The Chordias decided they would do things differently. It began with the search for a more sustainable and eco-friendly wrapper. “I wanted to make sure that the outer packaging for chocolate is without any plastic or paper,” Chordia says. That’s when he stumbled upon the idea of reclaimed cotton and cocoa bean husks. Not only is the combination biodegradable, it’s also ultra-thin, so the bar occupies less space on shop shelves, and is lighter to transport, reducing its carbon footprint.
This is a revelation in the chocolate industry. But turn the wrappers inside out and you’ll find another surprise. Each is designed with mandala art — intricate geometric patterns that in Asian religions like Hinduism, Buddhism, Jainism and Shintoism represent beauty and act as spiritual tools and meditation aids. The wrappers also carry habit trackers — calendar-like tools that let you check whether you’ve stuck with your routine. “It can be used again as a greeting card,” Chordia explains. The idea? To make the wrapper something worth preserving, so consumers don’t reflexively throw it in the bin.

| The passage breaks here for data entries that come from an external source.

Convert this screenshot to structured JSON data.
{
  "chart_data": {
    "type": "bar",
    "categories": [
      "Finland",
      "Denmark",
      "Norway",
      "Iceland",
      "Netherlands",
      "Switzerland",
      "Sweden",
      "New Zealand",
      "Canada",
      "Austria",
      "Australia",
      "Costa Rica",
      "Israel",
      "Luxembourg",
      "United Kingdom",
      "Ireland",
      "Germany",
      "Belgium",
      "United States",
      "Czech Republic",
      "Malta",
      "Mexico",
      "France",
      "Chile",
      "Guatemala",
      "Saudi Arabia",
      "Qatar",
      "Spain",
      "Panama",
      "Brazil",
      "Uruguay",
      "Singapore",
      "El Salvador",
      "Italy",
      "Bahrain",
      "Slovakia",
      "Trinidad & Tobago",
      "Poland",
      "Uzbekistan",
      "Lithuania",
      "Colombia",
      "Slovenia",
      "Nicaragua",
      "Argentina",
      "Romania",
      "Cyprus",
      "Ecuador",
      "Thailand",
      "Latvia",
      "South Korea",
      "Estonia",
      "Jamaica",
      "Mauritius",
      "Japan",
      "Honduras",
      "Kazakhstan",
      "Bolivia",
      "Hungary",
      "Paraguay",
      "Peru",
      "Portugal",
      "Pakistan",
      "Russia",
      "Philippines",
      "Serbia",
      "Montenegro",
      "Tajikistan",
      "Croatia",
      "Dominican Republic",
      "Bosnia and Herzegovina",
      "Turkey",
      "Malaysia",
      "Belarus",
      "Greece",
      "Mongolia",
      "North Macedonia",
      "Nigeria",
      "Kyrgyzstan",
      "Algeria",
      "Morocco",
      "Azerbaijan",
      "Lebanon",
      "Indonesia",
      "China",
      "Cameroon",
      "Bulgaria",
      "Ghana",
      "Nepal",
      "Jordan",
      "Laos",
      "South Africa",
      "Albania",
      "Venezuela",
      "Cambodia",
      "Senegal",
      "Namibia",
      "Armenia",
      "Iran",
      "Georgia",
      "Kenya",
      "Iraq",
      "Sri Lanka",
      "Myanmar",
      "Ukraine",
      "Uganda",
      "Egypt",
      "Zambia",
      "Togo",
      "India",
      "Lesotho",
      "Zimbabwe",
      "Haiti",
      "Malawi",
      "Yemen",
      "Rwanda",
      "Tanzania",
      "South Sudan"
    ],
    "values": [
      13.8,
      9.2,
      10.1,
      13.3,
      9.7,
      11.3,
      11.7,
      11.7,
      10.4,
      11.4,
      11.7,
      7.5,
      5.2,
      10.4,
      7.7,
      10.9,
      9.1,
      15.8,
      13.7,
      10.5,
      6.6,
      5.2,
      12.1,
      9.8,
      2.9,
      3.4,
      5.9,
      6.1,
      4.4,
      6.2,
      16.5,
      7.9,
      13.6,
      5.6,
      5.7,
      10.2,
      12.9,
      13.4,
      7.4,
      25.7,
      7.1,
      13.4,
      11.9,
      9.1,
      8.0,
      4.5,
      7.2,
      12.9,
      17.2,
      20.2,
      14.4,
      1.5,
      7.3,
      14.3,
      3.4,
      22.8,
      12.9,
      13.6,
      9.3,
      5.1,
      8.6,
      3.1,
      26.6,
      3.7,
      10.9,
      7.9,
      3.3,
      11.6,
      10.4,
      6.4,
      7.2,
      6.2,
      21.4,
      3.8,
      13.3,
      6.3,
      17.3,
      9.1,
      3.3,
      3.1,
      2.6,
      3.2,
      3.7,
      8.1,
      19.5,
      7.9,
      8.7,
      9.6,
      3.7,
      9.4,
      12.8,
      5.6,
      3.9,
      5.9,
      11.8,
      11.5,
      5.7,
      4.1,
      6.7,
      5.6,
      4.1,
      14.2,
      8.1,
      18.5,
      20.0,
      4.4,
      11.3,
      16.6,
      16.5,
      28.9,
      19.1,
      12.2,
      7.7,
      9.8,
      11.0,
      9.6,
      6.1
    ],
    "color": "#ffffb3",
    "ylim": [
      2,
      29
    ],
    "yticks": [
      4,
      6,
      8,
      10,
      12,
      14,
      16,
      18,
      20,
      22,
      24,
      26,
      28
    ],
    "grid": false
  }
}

The chocolate itself is made using unrefined sugar and natural, organically grown ingredients. It’s available in 11 flavors — aside from those mentioned earlier, there’s sukku coffee, pink rose, dark, jaggery, lemongrass and Irish cream coffee. Many of the flavors are Indian, but all ingredients are sourced from local communities and farms. And you’ll want to relish them. Take a bite of the coconut and cinnamon, for instance. Let it sit on your tongue, and allow the flavors to seep out. The spicy sweetness of cinnamon, the creaminess of coconut and the punch of chocolate combine to take your taste buds on a tour de force they’ve never known.
Each bar costs between $3 and $4. Demand is growing: The chocolates are already available at most sustainable food stores across India, and can be ordered online through the Cocoatrait website (within India, for now). But Chordia has started receiving queries from sustainable and organic stores in other countries too.
A few other chocolatiers are also offering sustainable and eco-friendly products. Seed and Bean chocolates in the U.K., for instance, insists its wrappers are zero-waste: They’re made from a flexible cellulose film built from eucalyptus wood pulp. But the chocolate’s ingredients travel thousands of miles from the Dominican Republic. Kocoatrait’s use of local beans makes it the sole claimant to a bean-to-bar zero-waste chocolate. “Even though attempts have been made to make chocolate more eco-friendly and sustainable, there has not been an attempt to make it 100 percent zero-waste,” says Chordia.
It’s another factor that makes this confection even sweeter. Once you’ve sampled one of the unique flavors, you can use the wrapper as a piece of artwork to decorate your walls — a lasting reminder of the favor you’re doing the environment.